What does cancer resistance look like?
As a head and neck cancer patient I have my own unique challenges that make life continually testing.
- When I eat, swallow and choke every meal time, that is resistance because I don’t give up and resort to a feeding tube.
- When I speak with a broken jaw and without a tongue, that is resistance because I still need to be heard.
- When I lose teeth and get infections in my crumbling jaw but keep smiling, that is resistance.
As cancer patients, our daily lives are full of challenges and our own particular cancers present specific hardships that mean we have to resist and fight in the best ways we can. To succumb is not an option.

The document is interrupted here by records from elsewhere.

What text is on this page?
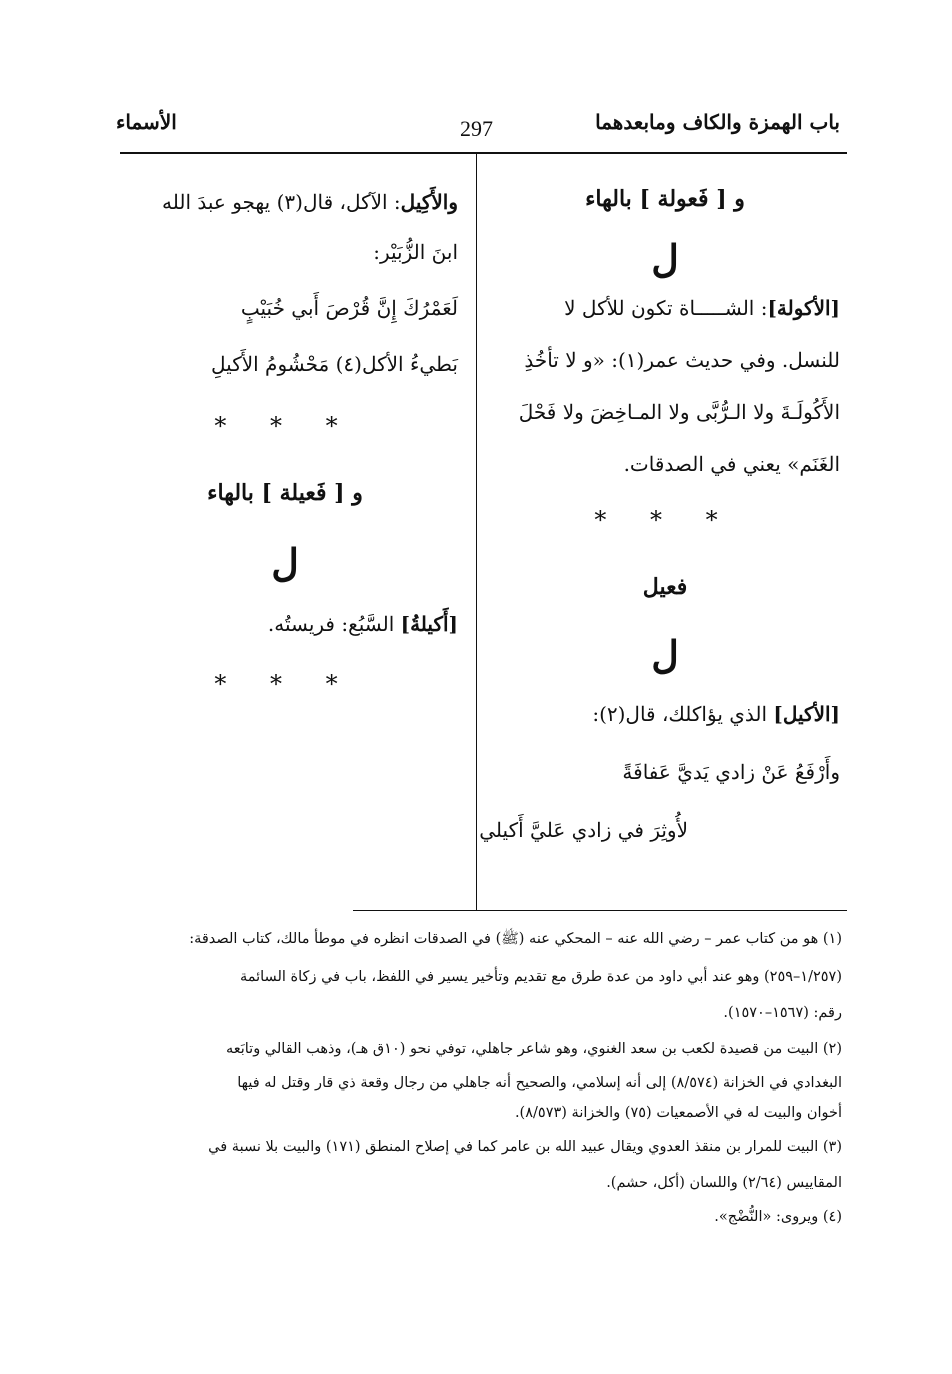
باب الهمزة والكاف ومابعدهما
297
الأسماء
و [ فَعولة ] بالهاء
ل
[الأكولة]: الشـــــاة تكون للأكل لا
للنسل. وفي حديث عمر(١): «و لا تأخُذِ
الأَكُولَـةَ ولا الـرُّبَّى ولا المـاخِضَ ولا فَحْلَ
الغَنَم» يعني في الصدقات.
* * *
فعيل
ل
[الأكيل] الذي يؤاكلك، قال(٢):
وأَرْفَعُ عَنْ زادي يَديَّ عَفافَةً
لأُوثِرَ في زادي عَليَّ أَكيلي
والأَكِيل: الآكل، قال(٣) يهجو عبدَ الله
ابنَ الزُّبَيْر:
لَعَمْرُكَ إِنَّ قُرْصَ أَبي خُبَيْبٍ
بَطيءُ الأكل(٤) مَحْشُومُ الأَكيلِ
* * *
و [ فَعيلة ] بالهاء
ل
[أَكيلةُ] السَّبُع: فريستُه.
* * *
(١) هو من كتاب عمر – رضي الله عنه – المحكي عنه (ﷺ) في الصدقات انظره في موطأ مالك، كتاب الصدقة:
(١/٢٥٧–٢٥٩) وهو عند أبي داود من عدة طرق مع تقديم وتأخير يسير في اللفظ، باب في زكاة السائمة
رقم: (١٥٦٧–١٥٧٠).
(٢) البيت من قصيدة لكعب بن سعد الغنوي، وهو شاعر جاهلي، توفي نحو (١٠ق هـ)، وذهب القالي وتابَعه
البغدادي في الخزانة (٨/٥٧٤) إلى أنه إسلامي، والصحيح أنه جاهلي من رجال وقعة ذي قار وقتل له فيها
أخوان والبيت له في الأصمعيات (٧٥) والخزانة (٨/٥٧٣).
(٣) البيت للمرار بن منقذ العدوي ويقال عبيد الله بن عامر كما في إصلاح المنطق (١٧١) والبيت بلا نسبة في
المقاييس (٢/٦٤) واللسان (أكل، حشم).
(٤) ويروى: «النُّضْج».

Here’s what cancer resistance might also look like:
To get up each day is to resist
To smile in defiance of the pain is to resist
To cleanse your mind while your body is being poisoned is to resist
To be gentle despite feeling angry is to resist
To laugh during treatment is to resist
To be independent in the face of vulnerability is to resist
To hope in the face of overwhelming odds is to resist
To be on your knees and not defeated is to resist
To fight for your cancer rights is to resist
To climb the stairs when you are exhausted is to resist
To go for a walk when you are bone-tired is to resist
To go on holiday and enjoy yourself is to resist
To celebrate the little wins is to resist
To decorate the world with positivity is to resist
To always find the silver linings is to resist
To outlive your diagnosis is to resist
To look forward to the future with incurable cancer is to resist
To resist is good for our mental health because it gives us back some control and allows us to throw a spanner in the works, upset the apple cart, to subvert and to dethrone the ‘Emperor of All Maladies’.
Daily acts of resistance ensure that we don’t make it easy for cancer. It strengthens our fortitude and sends a message that we will not roll over.
To resist is to keep going even when you don’t want to and your energy supplies feel depleted.
To resist is all about pressing on and making every act count. We can’t allow ourselves to be pressed down.
Keep on pressing and keep pressing on. That is cancer resistance.